A reunião entre Lula da Silva e Donald Trump terminou acontecendo, na Casa Branca, em Washington, como já era esperado. O que não se esperava era que o Presidente brasileiro, atrasasse mais de uma hora, coisa que raramente acontece em encontros desta magnitude. Mas, convenhamos, isto não tem tanta importância assim.
Lula foi recebido na porta dos fundos pelo Presidente norte-americano. Um fato deveras inusitado, porém relevante, ou talvez circunstancial. Conversaram, segundo a imprensa, por cerca de três longas horas, numa reunião a portas fechadas e, segundo consta prevista para transcorrer em apenas trinta míseros minutos. Fica parecendo que os dois não tinham nada a fazer ou a conversa foi muito animada.
Depois almoçaram e fizeram a digestão. Tal como ocorre com visitas de outros presidentes, deveriam se apresentar perante os jornalistas norte-americanos para a tradicional entrevista a ser concedida pelos dois presidentes. Todavia, a pedido da delegação brasileira, este compromisso foi cancelado e avisado aos jornalistas, que pacientemente esperavam, muitos deles sentados em batentes das amplas salas da Casa Branca, até receberem a inesperada notícia. Não se sabe, até agora, qual o motivo real do cancelamento, mas tudo leva a crer que os jornalistas norte-americanos são demasiadamente curiosos!

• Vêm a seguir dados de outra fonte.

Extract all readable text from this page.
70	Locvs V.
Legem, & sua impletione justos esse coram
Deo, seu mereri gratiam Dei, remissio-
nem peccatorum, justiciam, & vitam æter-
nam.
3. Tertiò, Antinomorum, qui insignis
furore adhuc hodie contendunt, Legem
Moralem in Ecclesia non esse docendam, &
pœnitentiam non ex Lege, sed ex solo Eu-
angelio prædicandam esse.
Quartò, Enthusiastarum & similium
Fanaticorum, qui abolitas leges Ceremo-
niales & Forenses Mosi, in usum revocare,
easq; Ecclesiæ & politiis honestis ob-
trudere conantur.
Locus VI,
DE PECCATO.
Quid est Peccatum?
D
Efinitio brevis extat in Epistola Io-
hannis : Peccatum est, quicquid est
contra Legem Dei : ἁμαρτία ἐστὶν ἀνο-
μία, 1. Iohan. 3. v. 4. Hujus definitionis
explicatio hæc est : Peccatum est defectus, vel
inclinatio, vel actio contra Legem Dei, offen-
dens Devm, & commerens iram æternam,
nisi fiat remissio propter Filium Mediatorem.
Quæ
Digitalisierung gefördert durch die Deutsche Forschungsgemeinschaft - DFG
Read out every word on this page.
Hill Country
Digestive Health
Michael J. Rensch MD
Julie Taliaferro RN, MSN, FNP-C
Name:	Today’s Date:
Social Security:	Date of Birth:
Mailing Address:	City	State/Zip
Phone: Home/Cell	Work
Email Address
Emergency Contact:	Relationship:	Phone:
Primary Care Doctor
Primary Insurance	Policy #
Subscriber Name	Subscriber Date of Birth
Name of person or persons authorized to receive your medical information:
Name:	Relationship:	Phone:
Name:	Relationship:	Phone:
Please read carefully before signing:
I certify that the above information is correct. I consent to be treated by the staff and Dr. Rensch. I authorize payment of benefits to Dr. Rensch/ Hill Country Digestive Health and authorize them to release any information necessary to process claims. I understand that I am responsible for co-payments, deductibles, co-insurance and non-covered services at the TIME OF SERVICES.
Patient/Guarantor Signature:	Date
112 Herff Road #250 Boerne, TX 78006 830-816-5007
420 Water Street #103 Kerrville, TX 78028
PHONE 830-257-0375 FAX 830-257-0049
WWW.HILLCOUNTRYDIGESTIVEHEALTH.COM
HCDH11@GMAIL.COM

A princípio pareceu que o Presidente brasileiro tinha pressa e por esta razão preferiu dar uma longa entrevista aos jornalistas brasileiros selecionados na sede da Embaixada brasileira em Washington. E para lá rumou juntamente com os ministros que o acompanhava nesta indigesta jornada.
Ficou claro que ali, no aconchego de sua seletiva plateia, Lula soltou o verbo e falou como se estivesse realmente no Brasil. Trump, por sua vez, rompeu o seu enigmático silêncio, e cuidou de notificar ao povo norte-americano a sua decantada reunião de trabalho, com o “muito dinâmico” presidente Luíz Inácio Lula da Silva. Diferentemente do seu dinâmico convidado, o Presidente norte-americano foi sumítico com suas palavras tuetadas e pouco informou aos que a leram. Na verdade, não disse nada. Disse, apenas, que os representantes de ambas partes “estão programados para discutir alguns elementos-chaves. Reuniões adicionais serão agendadas nos próximos meses, conforme necessárias”. Pronto, fim de papo.
Apenas, por gosto à clareza e à singularidade da reunião em pauta, quero dizer que ela foi a mais diferente de todas que tenho assistido entre dois presidentes. Não tenho registro de algo semelhante! Temo que o caráter inédito da chamada reunião de trabalho seja o anúncio de futuros e inesperados desdobramentos, ainda obscuros para o comum dos mortais.
Na embaixada do Brasil, Lula berrou as asneiras de sempre. Não há uma só palavra do que disse que já não tivesse dito em seus repetidos discursos para nossos ouvidos fatigados. Será que Trump adotará as estratégias propostas por Lula para combater o narcotráfico em nosso Continente, ouvirá os conselhos de Lula para concluir sua política sobre Cuba, encerrará a guerra no Oriente Médio segundo as orientações do Presidente brasileiro, resolverá o conflito ucraniano através dos métodos lulistas?
Considerando os acontecimentos surpreendentes que cercaram a reunião de trabalho aqui relatada e o desconhecimento que paira sobre ela, senão que tudo que foi dito e feito não merece confiança e que alguma coisa de muito misterioso só o futuro dirá.